Lyotard spricht vom Schritt von einer Kultur in narrativer Wissensform und denk dabei an eine kantische Ausgewogenheit von Effizienz, Gerechtigkeit und Schönheit. Gegen das Schwergewicht auf dem Autor oder dem Künstler, daß niemand insbesondere zur Erzählung autorisiert ist, lassen sich auf den Pluralismus der Stile, aber auch den Pluralismus der Kunstformen wie Gebäude, Ausstellung, Environment, Installation, Zeichnung, Collage oder Konzeptkunst setzen, mit denen Hollein zwischen verschiedenen Aussagetypen wechselt.
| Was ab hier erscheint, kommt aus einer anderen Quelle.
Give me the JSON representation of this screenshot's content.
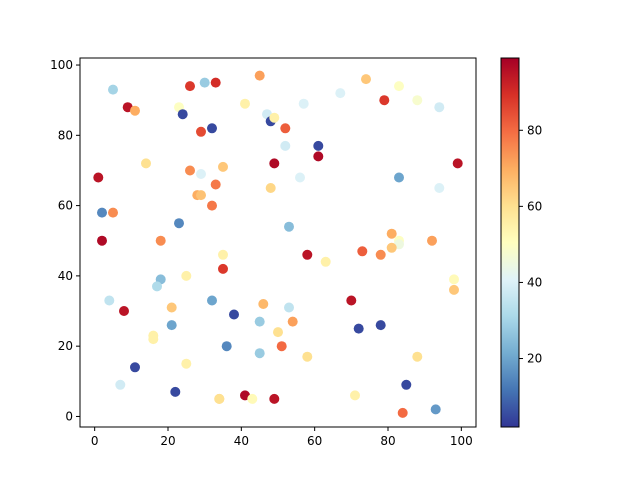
{
  "chart_data": {
    "type": "scatter",
    "title": "",
    "xlabel": "",
    "ylabel": "",
    "xlim": [
      -4,
      104
    ],
    "ylim": [
      -3,
      102
    ],
    "x_ticks": [
      0,
      20,
      40,
      60,
      80,
      100
    ],
    "y_ticks": [
      0,
      20,
      40,
      60,
      80,
      100
    ],
    "x_tick_labels": [
      "0",
      "20",
      "40",
      "60",
      "80",
      "100"
    ],
    "y_tick_labels": [
      "0",
      "20",
      "40",
      "60",
      "80",
      "100"
    ],
    "grid": false,
    "colormap": "RdYlBu_r",
    "colorbar": {
      "range": [
        2,
        99
      ],
      "ticks": [
        20,
        40,
        60,
        80
      ],
      "tick_labels": [
        "20",
        "40",
        "60",
        "80"
      ]
    },
    "points": [
      {
        "x": 45,
        "y": 97,
        "c": 72
      },
      {
        "x": 74,
        "y": 96,
        "c": 65
      },
      {
        "x": 30,
        "y": 95,
        "c": 28
      },
      {
        "x": 33,
        "y": 95,
        "c": 90
      },
      {
        "x": 26,
        "y": 94,
        "c": 88
      },
      {
        "x": 83,
        "y": 94,
        "c": 50
      },
      {
        "x": 5,
        "y": 93,
        "c": 30
      },
      {
        "x": 67,
        "y": 92,
        "c": 40
      },
      {
        "x": 79,
        "y": 90,
        "c": 88
      },
      {
        "x": 88,
        "y": 90,
        "c": 48
      },
      {
        "x": 41,
        "y": 89,
        "c": 55
      },
      {
        "x": 57,
        "y": 89,
        "c": 40
      },
      {
        "x": 94,
        "y": 88,
        "c": 38
      },
      {
        "x": 9,
        "y": 88,
        "c": 95
      },
      {
        "x": 11,
        "y": 87,
        "c": 70
      },
      {
        "x": 23,
        "y": 88,
        "c": 50
      },
      {
        "x": 24,
        "y": 86,
        "c": 5
      },
      {
        "x": 47,
        "y": 86,
        "c": 38
      },
      {
        "x": 48,
        "y": 84,
        "c": 5
      },
      {
        "x": 49,
        "y": 85,
        "c": 55
      },
      {
        "x": 32,
        "y": 82,
        "c": 5
      },
      {
        "x": 29,
        "y": 81,
        "c": 85
      },
      {
        "x": 52,
        "y": 82,
        "c": 82
      },
      {
        "x": 52,
        "y": 77,
        "c": 38
      },
      {
        "x": 61,
        "y": 77,
        "c": 5
      },
      {
        "x": 61,
        "y": 74,
        "c": 97
      },
      {
        "x": 49,
        "y": 72,
        "c": 97
      },
      {
        "x": 14,
        "y": 72,
        "c": 60
      },
      {
        "x": 99,
        "y": 72,
        "c": 95
      },
      {
        "x": 26,
        "y": 70,
        "c": 75
      },
      {
        "x": 29,
        "y": 69,
        "c": 40
      },
      {
        "x": 35,
        "y": 71,
        "c": 65
      },
      {
        "x": 1,
        "y": 68,
        "c": 95
      },
      {
        "x": 56,
        "y": 68,
        "c": 40
      },
      {
        "x": 83,
        "y": 68,
        "c": 20
      },
      {
        "x": 33,
        "y": 66,
        "c": 78
      },
      {
        "x": 48,
        "y": 65,
        "c": 62
      },
      {
        "x": 94,
        "y": 65,
        "c": 40
      },
      {
        "x": 28,
        "y": 63,
        "c": 70
      },
      {
        "x": 29,
        "y": 63,
        "c": 66
      },
      {
        "x": 32,
        "y": 60,
        "c": 78
      },
      {
        "x": 2,
        "y": 58,
        "c": 15
      },
      {
        "x": 5,
        "y": 58,
        "c": 75
      },
      {
        "x": 23,
        "y": 55,
        "c": 15
      },
      {
        "x": 53,
        "y": 54,
        "c": 25
      },
      {
        "x": 81,
        "y": 52,
        "c": 70
      },
      {
        "x": 83,
        "y": 50,
        "c": 50
      },
      {
        "x": 83,
        "y": 49,
        "c": 45
      },
      {
        "x": 81,
        "y": 48,
        "c": 65
      },
      {
        "x": 92,
        "y": 50,
        "c": 72
      },
      {
        "x": 2,
        "y": 50,
        "c": 97
      },
      {
        "x": 18,
        "y": 50,
        "c": 75
      },
      {
        "x": 35,
        "y": 46,
        "c": 55
      },
      {
        "x": 58,
        "y": 46,
        "c": 95
      },
      {
        "x": 73,
        "y": 47,
        "c": 82
      },
      {
        "x": 78,
        "y": 46,
        "c": 75
      },
      {
        "x": 63,
        "y": 44,
        "c": 55
      },
      {
        "x": 35,
        "y": 42,
        "c": 88
      },
      {
        "x": 25,
        "y": 40,
        "c": 55
      },
      {
        "x": 18,
        "y": 39,
        "c": 25
      },
      {
        "x": 17,
        "y": 37,
        "c": 32
      },
      {
        "x": 98,
        "y": 39,
        "c": 52
      },
      {
        "x": 98,
        "y": 36,
        "c": 65
      },
      {
        "x": 4,
        "y": 33,
        "c": 35
      },
      {
        "x": 32,
        "y": 33,
        "c": 20
      },
      {
        "x": 70,
        "y": 33,
        "c": 95
      },
      {
        "x": 46,
        "y": 32,
        "c": 68
      },
      {
        "x": 21,
        "y": 31,
        "c": 65
      },
      {
        "x": 53,
        "y": 31,
        "c": 35
      },
      {
        "x": 8,
        "y": 30,
        "c": 95
      },
      {
        "x": 38,
        "y": 29,
        "c": 5
      },
      {
        "x": 45,
        "y": 27,
        "c": 28
      },
      {
        "x": 54,
        "y": 27,
        "c": 72
      },
      {
        "x": 21,
        "y": 26,
        "c": 20
      },
      {
        "x": 72,
        "y": 25,
        "c": 5
      },
      {
        "x": 78,
        "y": 26,
        "c": 5
      },
      {
        "x": 50,
        "y": 24,
        "c": 60
      },
      {
        "x": 16,
        "y": 23,
        "c": 55
      },
      {
        "x": 16,
        "y": 22,
        "c": 55
      },
      {
        "x": 36,
        "y": 20,
        "c": 15
      },
      {
        "x": 51,
        "y": 20,
        "c": 80
      },
      {
        "x": 45,
        "y": 18,
        "c": 28
      },
      {
        "x": 58,
        "y": 17,
        "c": 60
      },
      {
        "x": 88,
        "y": 17,
        "c": 60
      },
      {
        "x": 25,
        "y": 15,
        "c": 55
      },
      {
        "x": 11,
        "y": 14,
        "c": 5
      },
      {
        "x": 7,
        "y": 9,
        "c": 38
      },
      {
        "x": 85,
        "y": 9,
        "c": 5
      },
      {
        "x": 22,
        "y": 7,
        "c": 5
      },
      {
        "x": 41,
        "y": 6,
        "c": 97
      },
      {
        "x": 71,
        "y": 6,
        "c": 55
      },
      {
        "x": 34,
        "y": 5,
        "c": 65
      },
      {
        "x": 34,
        "y": 5,
        "c": 60
      },
      {
        "x": 43,
        "y": 5,
        "c": 52
      },
      {
        "x": 49,
        "y": 5,
        "c": 95
      },
      {
        "x": 84,
        "y": 1,
        "c": 80
      },
      {
        "x": 93,
        "y": 2,
        "c": 18
      }
    ]
  }
}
Bei ihm dringen über die Kunst die anschaulichen, narrativen Elemente ein. So wird etwa die Ausstellung zum architektonischen Entwurf wie auch zur Erzählung, deren Macht nicht nur in der Verkörperung eines einzelnen architektonischen Gebildes wiedergewonnen wird. Holleins allgemeine Sprach-Pragmatik findet über das rationalistische Dispositiv der modernen Architektur hinaus zur De/Legitimierung von "Alles ist Architektur", das schon als pop-analoge Parodie und Karikatur der modernen Architektur eine Lyotardsche Postmoderne in nuce enthält.
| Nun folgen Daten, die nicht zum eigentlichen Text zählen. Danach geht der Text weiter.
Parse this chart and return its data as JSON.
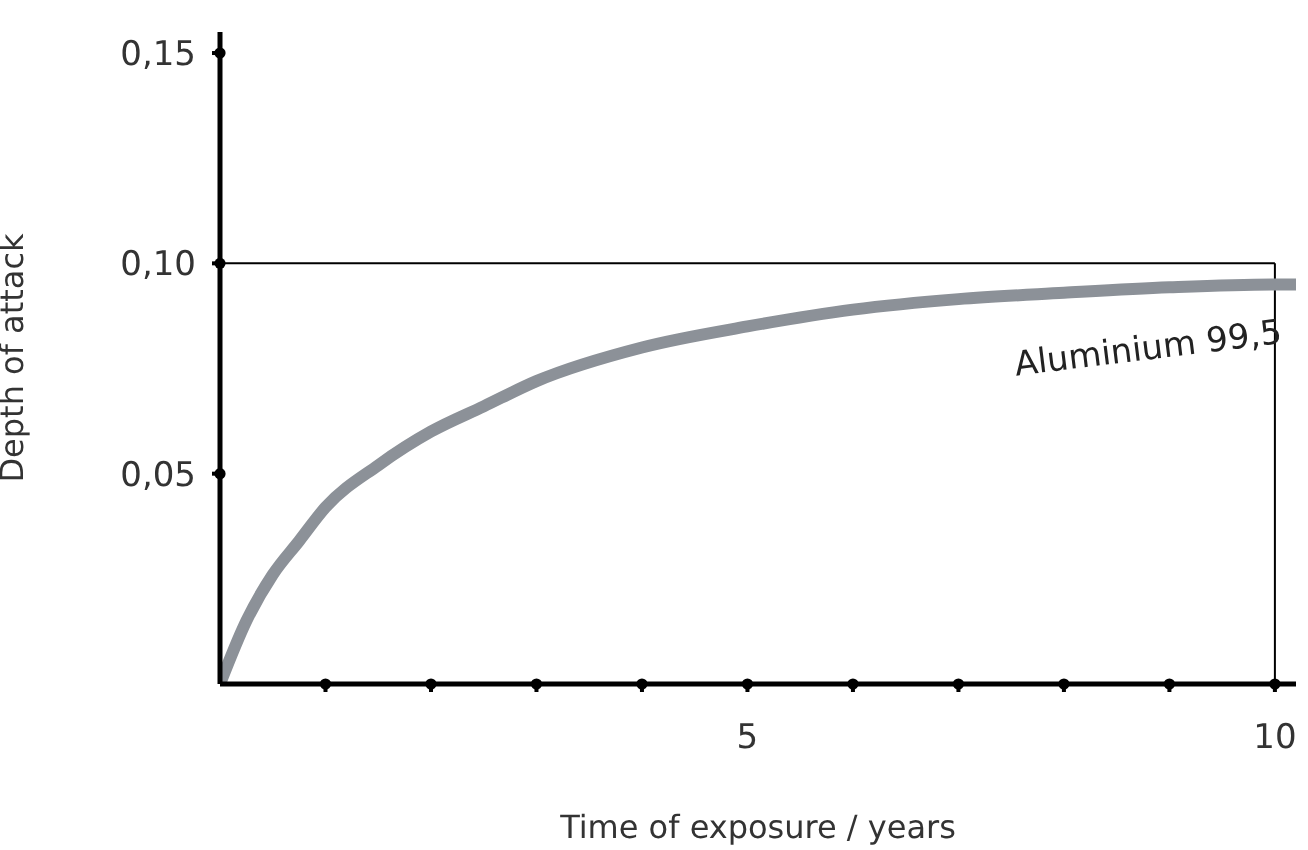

Alles in allem muß nicht länger stillschweigend vorausgesetzt werden, daß das Wissen zur Kunst und Technik parallel verläuft. Was in der Architektur ein narratives, was ein szientifisches Wissen ist, kann gesehen werden, wenn man Holleins Arbeiten zur Illustration von Lyotards Konzeption der postmodernen Bedingung verwendet. Es wird nicht zuletzt Lyotards Kritik an der Trennung von Forschung und Didaktik, von Reproduktion und Imagination. Architektur, zumal die Holleinsche, ist zu einer Kunst geworden, deren Forschungsstrategien nicht nur die Geschichtswissenschaft, sondern die heutige community of investigators mit ihren verschiedenen Wissensarten in ihrer Dynamik und Vielfalt betrifft.